Café Pacífico

Por Sérgio Capparelli No Café Pacifico, em frente ao porto, me perguntava por que chove toda vez chego a Hong Kong. Imediatamente me dei …

Por Sérgio Capparelli
No Café Pacifico, em frente ao porto, me perguntava por que chove toda vez chego a Hong Kong. Imediatamente me dei conta do quanto a frase é capciosa. E delirante. Ela pressupõe que o autor se julga tão importante ao ponto que sua simples presença crie fenômenos meteorológicos. Talvez fosse mais correto dizer: chego a Hong Kong e o dia está chuvoso. Mais simples e menos presunçoso. Mesmo que, neste caso, essa cidade observe presunçosamente quem chega e quem parte do alto do Monte Vitória.

Chego, portanto, e chove. E continua chovendo sobre a baía de Hong Kong, aqui na minha frente, no saguão do Café Pacífico. E a chuva bate nas fachadas de vidro do Banco da China, nas barcas ancoradas no porto, prontas para partir para Macau, e Shenzhen, e chove também sobre os trilhos futuristas que cortam a cidade até o aeroporto. Ora, futuristas são os trilhos, o próprio trem ou o conjunto veloz que partindo do centro da cidade corta a baía até chegar ao aeroporto? Ao me dar conta da incongruência, não encontro resposta, a não ser que a velhice - ou o início dela - me enche de perguntas e de preocupações bobas.
II

Passo a página do The Standard e descubro que se discute agora um salário mínimo para o trabalhador de Hong Kong, com objeções empresariais (salário mínimo interfere na liberdade empresarial) e dos que defendem um capitalismo com rosto social (necessidade de proteger os trabalhadores mais vulneráveis). A proposta é de US$ 5,00 por hora, o que daria US$2.000 por mês ou R$ 3.400,00.

Alguns defendem que as empregadas domésticas recebam também este salário mínimo. Atualmente, elas ganham R$ 1.000,00 e a mudança multiplicaria por três esse valor, o que incomoda a classe média. Para resolver esse incômodo - há 260 mil mulheres das Filipinas e da Indonésia em Hong Kong -, o governo estuda a importação de faxineiras da China. De preferência com mais de 40 anos e nunca por mais de seis anos, para que não sejam tentadas a ficar, trazendo famílias e onerando a sociedade.

Como se isso não bastasse, o jornal South China Morning Post noticia que 17,9% ou um em cada seis habitantes vivem abaixo da linha de pobreza. As estatísticas do General Household Service confirmam que esse pobres ganham menos de HK$3.300,00 por mês, ou seja, BR$1000,00. O jornalista não apontou um fato curioso: as empregadas domésticas importadas de outros países ganham um salário bem nessa linha fatídica, trabalhando mais de 12 horas por dia, o que não incomoda ninguém.
III

Retiro então os olhos do jornal, bebo mais um pouco de café e descubro que a chuva está mais forte. E me dou conta de que se venho ou não venho a Hong Kong, tanto faz, pois ora chove, ora faz sol. O sol não se importa com a chuva, a chuva não se importa com o sol. Nem a luz com a escuridão e vice versa. Ou o calor com o frio. Sou em quem se importa, nesse dia em que as nuvens acordaram baixas, formando um teto escuro, provocando uma sensação de que chovia, bem antes de avistar os pingos.

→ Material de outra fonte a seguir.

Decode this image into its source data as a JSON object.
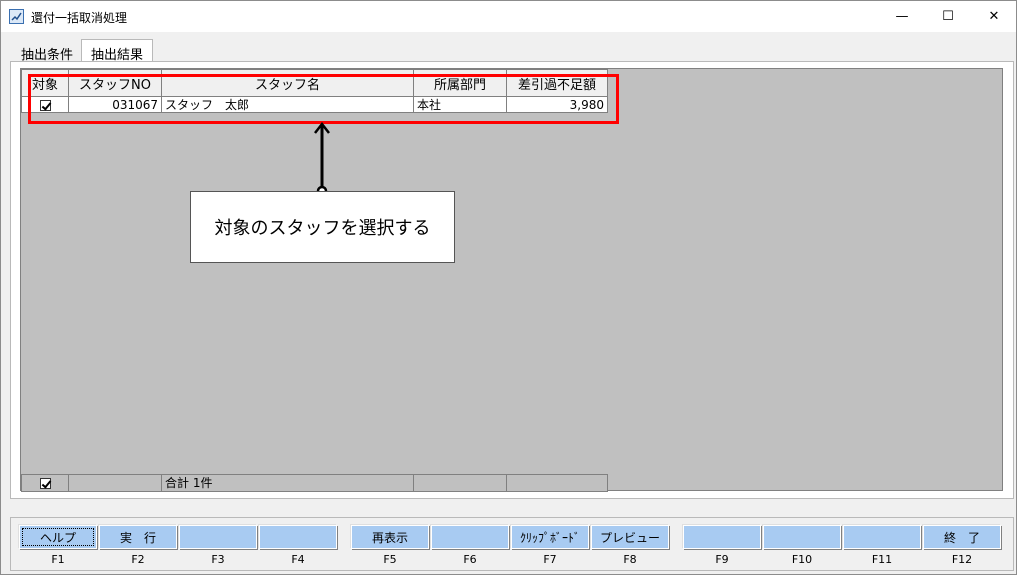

Pensei então nesses últimos dias turbulentos - para mim, claro, pois os dias para os dias não são turbulentos ou tranquilos - com a mudança para São Paulo, a volta inesperada a Porto Alegre para tratar de problemas de saúde, a volta a São Paulo e arrumação do apartamento para que ele fosse meu - para o apartamento, tanto fez como tanto faz ser de um ou de outro - e de novo no avião, dessa vez para explorar outro apartamento, esse perto de Veneza. Tomar posse, como dizia.

Na verdade, a maior parte do tempo no subúrbio de Pordenone - uma cidade de 38 mil habitantes na província de Friuli-Venezzia-Giulia - foi percorrer a burocracia atrás de um comprovante atestando que meu endereço era agora na Pont de le Cassie, 5. Consegui, depois de muitas andanças. Falta agora o codice fiscal - o CPF italiano - a carteira de identidade e a carteira de saúde. Aliás, boa parte do meu esforço foi para conseguir essa carteira de saúde do SUS italiano, porque a doença não está preocupada se tenho ou não tenho carteira de identidade ou de saúde, pois com carteira ou sem carteira ela se vê na obrigação de fazer a sua parte. E faz. Quer dizer, nem obrigada é, apenas segue seu curso e eu dentro nele, navegando em um barco frágil, que é o corpo humano.